Is something like this possible?
Examples
Here are some examples of ways I can imagine users creating Seeds and Collections. Users would like to use the other operations (inserting, merging, etc) as freely as they could with any other IO mutable collection:
We only need one seed for all Collections (dynamically) created during the program, but the user must be able to specify in some way how the seed should be determined from the environment at runtime.
One or more static keys gathered from environment vars (or command line args):
main = do
s1 <- getEnv "SEED1"
s2 <- getEnv "SEED2"
-- ... many Collections may be created dynamically from these seeds
-- and dynamically merged later
Probably not in a convenient way. For handling seeds that are known only at runtime, you can use existential types; but then you cannot statically check that two of these existentially wrapped collections match up. The much simpler solution is simply this:
merge :: Collection a -> Collection a -> IO (Maybe (Collection a))
On the other hand, if it is okay to force all operations to be done "together", in a sense, then you can do something like what the ST monad does: group all the operations together, then supply an operation for "running" all the operations that only works if the operations don't leak collections by demanding they be perfectly polymorphic over a phantom variable, hence that the return type doesn't mention the phantom variable. (Tikhon Jelvis also suggests this in his comments.) Here's how that might look:
{-# LANGUAGE Rank2Types #-}
{-# LANGUAGE GeneralizedNewtypeDeriving #-}
module Collection (Collection, COp, newCollection, merge, inspect, runCOp) where
import Control.Monad.Reader
type Seed = Int
data Collection s a = Collection Seed
newtype COp s a = COp (Seed -> a) deriving (Functor, Applicative, Monad, MonadReader Seed)
newCollection :: COp s (Collection s a)
newCollection = Collection <$> ask
merge :: Collection s a -> Collection s a -> COp s (Collection s a)

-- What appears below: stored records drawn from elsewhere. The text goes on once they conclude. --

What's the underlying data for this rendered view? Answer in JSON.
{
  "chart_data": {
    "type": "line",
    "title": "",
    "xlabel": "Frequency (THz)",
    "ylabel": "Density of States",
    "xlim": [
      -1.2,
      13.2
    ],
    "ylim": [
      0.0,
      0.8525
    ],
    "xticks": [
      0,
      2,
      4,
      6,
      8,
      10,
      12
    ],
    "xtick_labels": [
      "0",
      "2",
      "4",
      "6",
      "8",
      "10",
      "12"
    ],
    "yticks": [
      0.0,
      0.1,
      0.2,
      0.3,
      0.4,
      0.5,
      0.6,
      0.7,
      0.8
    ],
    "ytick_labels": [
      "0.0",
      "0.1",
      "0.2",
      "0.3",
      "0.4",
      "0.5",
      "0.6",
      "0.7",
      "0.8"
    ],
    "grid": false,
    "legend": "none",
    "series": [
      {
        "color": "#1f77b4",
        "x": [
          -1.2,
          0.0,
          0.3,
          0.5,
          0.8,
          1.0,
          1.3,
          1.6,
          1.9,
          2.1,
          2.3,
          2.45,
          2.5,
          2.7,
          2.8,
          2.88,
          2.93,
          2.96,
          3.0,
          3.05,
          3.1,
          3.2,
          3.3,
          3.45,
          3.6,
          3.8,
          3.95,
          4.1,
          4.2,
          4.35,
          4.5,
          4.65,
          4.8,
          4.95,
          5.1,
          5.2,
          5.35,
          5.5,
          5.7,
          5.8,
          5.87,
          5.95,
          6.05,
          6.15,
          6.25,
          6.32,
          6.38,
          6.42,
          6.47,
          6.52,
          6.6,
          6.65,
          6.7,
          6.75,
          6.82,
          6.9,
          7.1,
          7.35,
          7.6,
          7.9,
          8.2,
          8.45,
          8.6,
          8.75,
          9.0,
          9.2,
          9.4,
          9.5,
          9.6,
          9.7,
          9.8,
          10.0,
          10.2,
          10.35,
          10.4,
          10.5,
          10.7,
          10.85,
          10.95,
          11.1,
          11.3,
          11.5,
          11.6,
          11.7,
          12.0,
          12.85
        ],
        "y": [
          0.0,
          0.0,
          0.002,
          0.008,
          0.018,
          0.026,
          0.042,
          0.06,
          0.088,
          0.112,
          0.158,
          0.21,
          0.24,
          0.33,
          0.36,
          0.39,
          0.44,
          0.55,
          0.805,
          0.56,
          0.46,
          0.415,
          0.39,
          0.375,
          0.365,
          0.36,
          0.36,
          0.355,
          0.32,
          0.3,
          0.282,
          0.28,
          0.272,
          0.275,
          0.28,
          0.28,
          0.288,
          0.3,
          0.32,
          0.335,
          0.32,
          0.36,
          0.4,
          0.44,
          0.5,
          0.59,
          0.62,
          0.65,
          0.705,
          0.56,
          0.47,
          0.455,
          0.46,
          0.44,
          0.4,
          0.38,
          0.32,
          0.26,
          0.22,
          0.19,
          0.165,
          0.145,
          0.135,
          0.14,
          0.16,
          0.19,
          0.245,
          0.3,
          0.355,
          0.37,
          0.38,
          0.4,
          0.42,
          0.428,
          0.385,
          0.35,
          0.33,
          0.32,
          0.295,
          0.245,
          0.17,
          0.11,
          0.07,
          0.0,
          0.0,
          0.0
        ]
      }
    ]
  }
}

merge l r = return (whatever l r) where
whatever = const
-- just an example; substitute whatever functions you want to have for
-- consuming Collections
inspect :: Collection s a -> COp s Int
inspect (Collection seed) = return seed
runCOp :: (forall s. COp s a) -> Seed -> a
runCOp (COp f) = f
Note in particular that the COp and Collection constructors are not exported. Consequently we need never fear that a Collection will escape its COp; runCOp newCollection is not well-typed (and any other operation that tries to "leak" the collection to the outside world will have the same property). Therefore it will not be possible to pass a Collection constructed with one seed to a merge operating in the context of another seed.
I believe this is impossible with the constraint that the seeds come from runtime values, like user input. The typechecker as a tool can only reject invalid programs if we can determine the program is invalid at compiletime. Supposing there is a type such that the typechecker is able to reject programs based on user input, we could deduce that the typechecker is doing some sort of time travel or is able to wholly simulate our deterministic universe. The best you can do as a library author is to smuggle your types into something like ExceptT, which documents the seed precondition and exports awareness for it.